What can experts from other fields show us about how cancer works?

Maybe we’re in a rut in the way we think about cancer, says Ken Pienta, M.D., The Donald S. Coffey Professor of Urology. This is why, “inspired by the way Dr. Coffey approached science,” (see story), he has long sought out expert opinion from scientists in fields that have nothing to do with medicine. What can experts from other fields show us about how cancer works?

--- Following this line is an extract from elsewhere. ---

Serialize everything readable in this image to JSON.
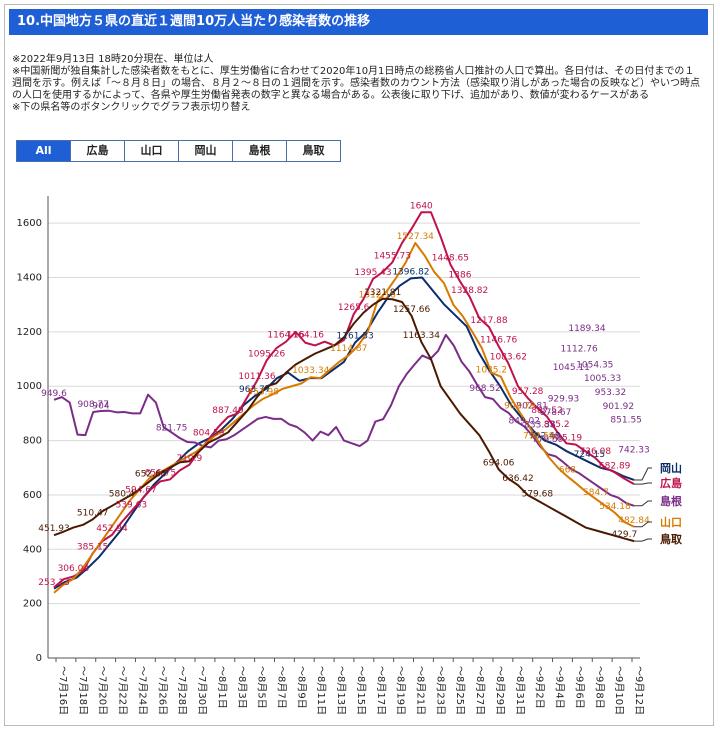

Along with Bob Axelrod, an expert on social and economic game theory from the University of Michigan, Pienta recently discussed unconventional approaches to cancer in the journal, Molecular Cancer Research. When viewed from the lens of game theory, “cancer can be seen as a rebellion,” sparked by a few cells, and “a tumor is like a criminal gang that ceases to cooperate with the society as a whole, for its own selfish interests.” This may seem like “an anthropomorphism of cancer,” but it’s not, Pienta says. Instead, it’s a model of how a community interacts with its own members and with its neighbors.

“We have also taken this social science view and partnered with an expert in evolutionary ecology, Joel Brown from the University of Illinois, to understand what drives cancer cells to metastasize to other organs,” Pienta says. But theory is not enough: “We have to create models and ways to test new therapies.

To do this, we have partnered with Bob Austin, a Professor of Physics at Princeton, to build special microenvironments that resemble what goes on inside a patient to test and develop new treatments for prostate cancer.”

Way back in 1962, a radiologist named David Smithers pointed out that “cancer is no more of a disease of cells than a traffic jam is a disease of cars. A lifetime of study of the internal combustion engine would not help anyone to understand our traffic problems.” Similarly, Pienta believes that scientists focus too much on “trying to understand the fine structure of the internal combustion engine – of DNA, RNA, and proteins – without understanding the context in which these molecules exist.”